For Remote backups, the requirements include:
- Automated backups — Unless remote backups are your primary form of backup, remote backups can be more infrequent, as they are primarily backing up your local backups and providing for catastrophic loss.
- Critical data backups — With remote backups, you’ll not backup any data that can be reconstructed, like your computer’s OS or applications. If you store your email on a cloud service, you’ll not need to perform a remote backup on email. The reason for limiting your dataset, is two-fold: First, cloud storage is much more expensive than local storage. Second, backing up and restoring over the Net is also very slow compared to a LAN. So, you’ll only want to store critical datasets.
Backup strategy and implementation
To come up with a strategy, you’ll need to answer some questions:
- How many computers need to be backed up?
- What is the critical data on each?
- Is some of this data already being backed up? For example, your CD collection is in iTunes and resides on your phone and tablet. That doesn’t mean that it isn’t critical, but it might not be necessary to back it up remotely.
- Do you need to be able to backup while moving your computer around within your home or office? If you have a laptop, a network attached drive makes sense.
- Do you travel with your computer? Cloud backups are really nice when you travel, though you’ll probably need more frequency.
- For local backups, do you have adequate backup software or will you need to acquire software? If your running Macs with TimeMachine support or Windows 7, you have a built-in solution. Older versions of Windows probably need a third-party solution like Retrospect or simply use a Cloud solution.

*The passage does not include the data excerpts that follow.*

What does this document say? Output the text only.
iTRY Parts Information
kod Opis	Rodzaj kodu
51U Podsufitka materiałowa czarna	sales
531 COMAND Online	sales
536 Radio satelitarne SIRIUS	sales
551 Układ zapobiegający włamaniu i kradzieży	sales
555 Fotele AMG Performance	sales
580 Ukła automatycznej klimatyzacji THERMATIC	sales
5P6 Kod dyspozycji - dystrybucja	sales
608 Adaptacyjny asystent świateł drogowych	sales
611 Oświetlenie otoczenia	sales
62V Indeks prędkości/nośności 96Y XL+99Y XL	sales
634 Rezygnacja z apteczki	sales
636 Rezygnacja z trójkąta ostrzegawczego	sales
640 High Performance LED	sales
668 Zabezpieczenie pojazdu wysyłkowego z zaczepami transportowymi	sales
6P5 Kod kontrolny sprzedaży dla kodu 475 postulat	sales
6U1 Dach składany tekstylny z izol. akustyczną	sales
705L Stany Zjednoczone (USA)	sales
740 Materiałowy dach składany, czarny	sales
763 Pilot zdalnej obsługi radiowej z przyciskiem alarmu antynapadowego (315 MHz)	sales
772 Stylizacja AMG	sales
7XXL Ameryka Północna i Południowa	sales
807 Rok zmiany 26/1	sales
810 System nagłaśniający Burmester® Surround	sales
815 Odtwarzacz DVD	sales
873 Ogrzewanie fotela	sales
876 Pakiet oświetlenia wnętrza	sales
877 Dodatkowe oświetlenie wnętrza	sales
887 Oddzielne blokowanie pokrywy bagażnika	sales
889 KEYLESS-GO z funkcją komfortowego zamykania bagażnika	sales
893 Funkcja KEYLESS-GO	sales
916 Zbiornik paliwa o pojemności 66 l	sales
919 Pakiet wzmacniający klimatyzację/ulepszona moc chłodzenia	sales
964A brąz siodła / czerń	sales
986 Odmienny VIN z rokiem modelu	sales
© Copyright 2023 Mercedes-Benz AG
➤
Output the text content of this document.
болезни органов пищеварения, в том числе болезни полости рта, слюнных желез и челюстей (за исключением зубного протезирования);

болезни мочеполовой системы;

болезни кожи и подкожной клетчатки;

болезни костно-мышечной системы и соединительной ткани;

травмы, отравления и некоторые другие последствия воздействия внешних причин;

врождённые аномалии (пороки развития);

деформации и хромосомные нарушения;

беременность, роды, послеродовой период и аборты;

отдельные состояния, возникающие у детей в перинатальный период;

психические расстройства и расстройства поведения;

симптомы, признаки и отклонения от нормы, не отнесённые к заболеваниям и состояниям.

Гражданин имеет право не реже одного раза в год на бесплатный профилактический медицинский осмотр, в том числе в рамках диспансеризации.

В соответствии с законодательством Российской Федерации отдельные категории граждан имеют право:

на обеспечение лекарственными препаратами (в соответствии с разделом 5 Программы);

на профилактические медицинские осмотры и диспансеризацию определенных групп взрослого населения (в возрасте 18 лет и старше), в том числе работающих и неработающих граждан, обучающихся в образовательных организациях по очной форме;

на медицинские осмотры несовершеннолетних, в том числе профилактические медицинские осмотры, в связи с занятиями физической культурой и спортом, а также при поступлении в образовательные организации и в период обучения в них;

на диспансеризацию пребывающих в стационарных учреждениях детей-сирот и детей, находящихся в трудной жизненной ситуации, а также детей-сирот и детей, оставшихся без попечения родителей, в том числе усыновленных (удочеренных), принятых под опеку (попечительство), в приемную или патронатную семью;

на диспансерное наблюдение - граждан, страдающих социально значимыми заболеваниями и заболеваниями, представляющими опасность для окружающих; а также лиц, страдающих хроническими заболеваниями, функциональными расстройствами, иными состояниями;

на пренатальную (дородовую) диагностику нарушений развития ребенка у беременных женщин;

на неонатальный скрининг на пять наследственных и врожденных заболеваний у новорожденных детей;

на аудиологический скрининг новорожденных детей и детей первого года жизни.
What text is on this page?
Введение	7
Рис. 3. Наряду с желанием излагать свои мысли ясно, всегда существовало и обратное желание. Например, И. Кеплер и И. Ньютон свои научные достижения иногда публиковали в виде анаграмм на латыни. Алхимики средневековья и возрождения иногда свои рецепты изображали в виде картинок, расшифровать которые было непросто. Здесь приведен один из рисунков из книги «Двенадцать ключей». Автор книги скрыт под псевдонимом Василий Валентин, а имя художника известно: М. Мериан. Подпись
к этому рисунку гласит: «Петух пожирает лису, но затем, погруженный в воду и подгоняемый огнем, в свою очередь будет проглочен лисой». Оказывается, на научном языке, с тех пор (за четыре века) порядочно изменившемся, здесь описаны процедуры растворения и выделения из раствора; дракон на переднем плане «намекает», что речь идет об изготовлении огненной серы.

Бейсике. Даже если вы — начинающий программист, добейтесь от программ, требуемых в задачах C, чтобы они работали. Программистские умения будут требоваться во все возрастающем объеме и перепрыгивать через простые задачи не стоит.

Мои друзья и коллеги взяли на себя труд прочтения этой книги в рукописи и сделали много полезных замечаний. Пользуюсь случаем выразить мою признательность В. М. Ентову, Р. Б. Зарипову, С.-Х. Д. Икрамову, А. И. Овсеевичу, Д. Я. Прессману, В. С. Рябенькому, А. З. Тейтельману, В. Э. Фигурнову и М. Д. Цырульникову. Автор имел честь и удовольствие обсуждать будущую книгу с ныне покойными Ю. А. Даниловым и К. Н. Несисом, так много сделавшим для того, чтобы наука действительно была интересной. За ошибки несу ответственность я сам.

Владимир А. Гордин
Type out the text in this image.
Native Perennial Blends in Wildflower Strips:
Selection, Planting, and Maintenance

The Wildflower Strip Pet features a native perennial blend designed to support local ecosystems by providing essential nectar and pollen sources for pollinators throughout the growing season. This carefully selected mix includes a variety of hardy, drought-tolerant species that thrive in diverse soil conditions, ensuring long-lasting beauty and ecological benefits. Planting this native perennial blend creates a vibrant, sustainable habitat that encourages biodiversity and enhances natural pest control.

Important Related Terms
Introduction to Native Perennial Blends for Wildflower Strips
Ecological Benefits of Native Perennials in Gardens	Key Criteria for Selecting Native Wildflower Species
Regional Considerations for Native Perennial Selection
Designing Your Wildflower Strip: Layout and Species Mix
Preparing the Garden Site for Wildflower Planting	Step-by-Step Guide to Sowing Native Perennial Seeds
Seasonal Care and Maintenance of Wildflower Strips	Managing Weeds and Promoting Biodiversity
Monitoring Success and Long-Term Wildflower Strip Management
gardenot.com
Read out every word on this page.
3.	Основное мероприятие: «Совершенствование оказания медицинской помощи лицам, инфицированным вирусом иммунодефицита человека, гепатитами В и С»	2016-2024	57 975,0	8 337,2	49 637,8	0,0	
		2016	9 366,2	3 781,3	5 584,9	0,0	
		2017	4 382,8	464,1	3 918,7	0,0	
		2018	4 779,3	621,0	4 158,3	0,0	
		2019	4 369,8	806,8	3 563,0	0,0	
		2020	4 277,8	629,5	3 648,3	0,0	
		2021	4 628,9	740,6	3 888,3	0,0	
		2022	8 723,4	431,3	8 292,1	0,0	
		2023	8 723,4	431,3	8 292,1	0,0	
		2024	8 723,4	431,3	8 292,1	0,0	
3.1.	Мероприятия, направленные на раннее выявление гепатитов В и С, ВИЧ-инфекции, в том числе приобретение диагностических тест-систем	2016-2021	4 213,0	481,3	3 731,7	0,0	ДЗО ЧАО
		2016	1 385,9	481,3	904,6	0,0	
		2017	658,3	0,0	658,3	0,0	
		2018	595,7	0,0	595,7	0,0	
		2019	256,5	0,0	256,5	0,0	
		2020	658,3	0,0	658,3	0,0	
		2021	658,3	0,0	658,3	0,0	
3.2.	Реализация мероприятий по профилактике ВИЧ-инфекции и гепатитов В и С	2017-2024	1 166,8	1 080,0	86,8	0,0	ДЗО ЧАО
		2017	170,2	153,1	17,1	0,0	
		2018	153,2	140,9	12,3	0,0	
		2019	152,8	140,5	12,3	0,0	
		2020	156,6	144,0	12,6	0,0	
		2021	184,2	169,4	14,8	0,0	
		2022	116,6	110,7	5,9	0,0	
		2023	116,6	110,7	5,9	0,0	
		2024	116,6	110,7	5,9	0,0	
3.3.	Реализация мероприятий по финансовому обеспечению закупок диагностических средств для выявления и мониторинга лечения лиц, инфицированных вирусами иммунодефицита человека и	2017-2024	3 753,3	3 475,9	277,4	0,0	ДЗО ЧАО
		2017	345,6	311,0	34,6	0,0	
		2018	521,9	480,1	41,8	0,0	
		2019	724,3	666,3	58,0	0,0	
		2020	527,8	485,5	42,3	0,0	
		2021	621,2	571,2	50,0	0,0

So, once you’ve answered those questions, you can design a viable plan. It can be a phased approach also. So, assuming you have no backup solution, start with a USB drive on your computer and back it up using the existing backup software or a third-party solution. That will get you started. Next, I’d suggest you get another UBS drive or flash drive and make a copy of your critical data and get it to a safe place off-site, like a safe-deposit box. Alternatively, you can use Dropbox to drop a copy of your critical files into the cloud. Just be aware that this is largely a manual operation.
That might be sufficient if you only have one or two computers. However, I’d recommend that you replace the safe-deposit-box/dropbox solution (or augment it) with a cloud solution like Mozy or Carbonite. You can find a comparison of various cloud solutions here.
Finally, if you have significant amounts of data or multiple computers, I’d highly recommend getting a NAS system. It’s also a good solution to store and serve up your music, movies and photos. I have an Iomega ix2-200. I store critical files and all my computer backups on this device. Once per quarter, I make a copy of the critical files off this device and remotely store them (on an encrypted USB drive).
The value of RAID-1 was pounded home a couple weeks ago, when one of the drives in the Iomega device failed. Iomega sent me a new drive, I replaced the drive, the system rebuilt the RAID set and all’s normal again. I had full use of the system and data while I waited to receive the replacement drive. I only needed to power it down to replace the drive (there are hot-swappable systems, but for home use, that’s overkill). Without RAID-1, I would have lost all or most of the backups and critical data.
Whatever you do … protect that data! We now live in an environment where our lives are largely digitized. Like going to the dentist, you need to be willing to invest time and some $$$ to protect what’s precious to you. The good news is once this is in place, you should sleep easier.